Der Vorsitzende der Expertenkommission, Prof. Dr. Holger Burckhart, erklärte: „Ich habe den Auftrag von Minister Wolf mit großem Respekt vor der Aufgabe und mit einer noch größeren Vorfreude auf die gemeinsame Arbeit mit der Kommission und den Hochschulen angenommen. Vor uns liegt ein hoch spannender Prozess, der enormes Potenzial für eine dynamische Weiterentwicklung des rheinland-pfälzischen Hochschulsystems bietet.“ Besonders wichtig sei ihm und der gesamten Kommission der dialogorientierte Charakter des Vorhabens. „Die gemeinsame Suche nach den besten Lösungen für die Zukunft – das ist die Aufgabe, der Hochschulen und Land sich stellen wollen.

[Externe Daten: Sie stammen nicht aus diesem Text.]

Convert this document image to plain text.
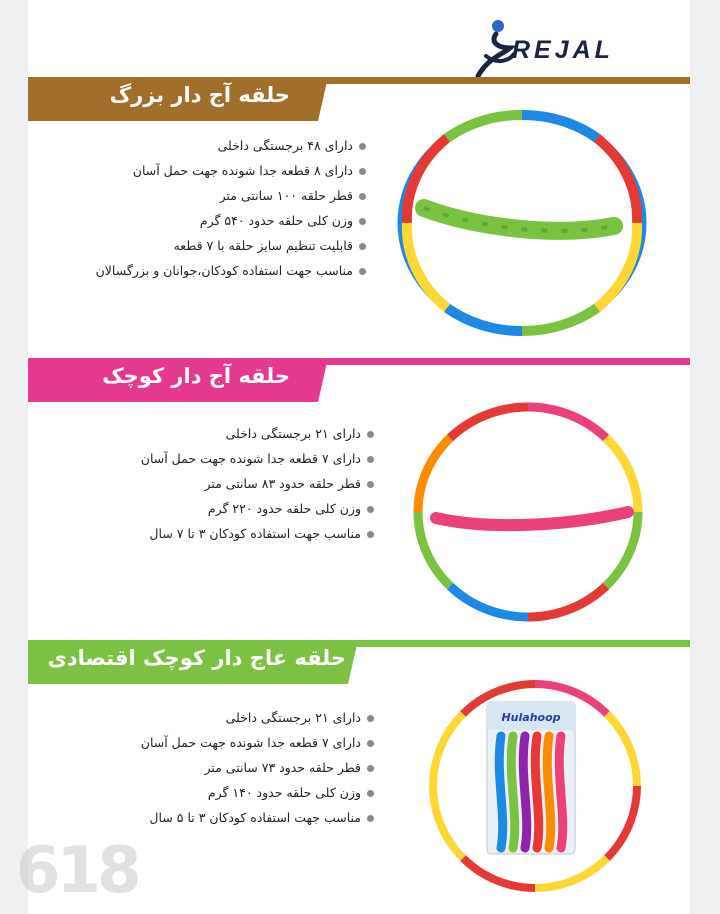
REJAL
حلقه آج دار بزرگ
دارای ۴۸ برجستگی داخلی
دارای ۸ قطعه جدا شونده جهت حمل آسان
قطر حلقه ۱۰۰ سانتی متر
وزن کلی حلقه حدود ۵۴۰ گرم
قابلیت تنظیم سایز حلقه با ۷ قطعه
مناسب جهت استفاده کودکان،جوانان و بزرگسالان
حلقه آج دار کوچک
دارای ۲۱ برجستگی داخلی
دارای ۷ قطعه جدا شونده جهت حمل آسان
قطر حلقه حدود ۸۳ سانتی متر
وزن کلی حلقه حدود ۲۲۰ گرم
مناسب جهت استفاده کودکان ۳ تا ۷ سال
حلقه عاج دار کوچک اقتصادی
دارای ۲۱ برجستگی داخلی
دارای ۷ قطعه جدا شونده جهت حمل آسان
قطر حلقه حدود ۷۳ سانتی متر
وزن کلی حلقه حدود ۱۴۰ گرم
مناسب جهت استفاده کودکان ۳ تا ۵ سال
Hulahoop
618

Ich bin davon überzeugt, dass wir dabei hilfreiche Impulse geben können“, so Burckhart abschließend.

Auf der Grundlage der Empfehlungen und unter Einbeziehung bestehender Entwicklungsplanungen der Hochschulen werden sich Land und Hochschulen im kommenden Jahr auf einen Rahmenvertrag für die Weiterentwicklung des Hochschulsystems verständigen und anschließend in Verhandlungen über Ziel- und Leistungsvereinbarungen zwischen dem Land und den einzelnen staatlichen Hochschulen eintreten.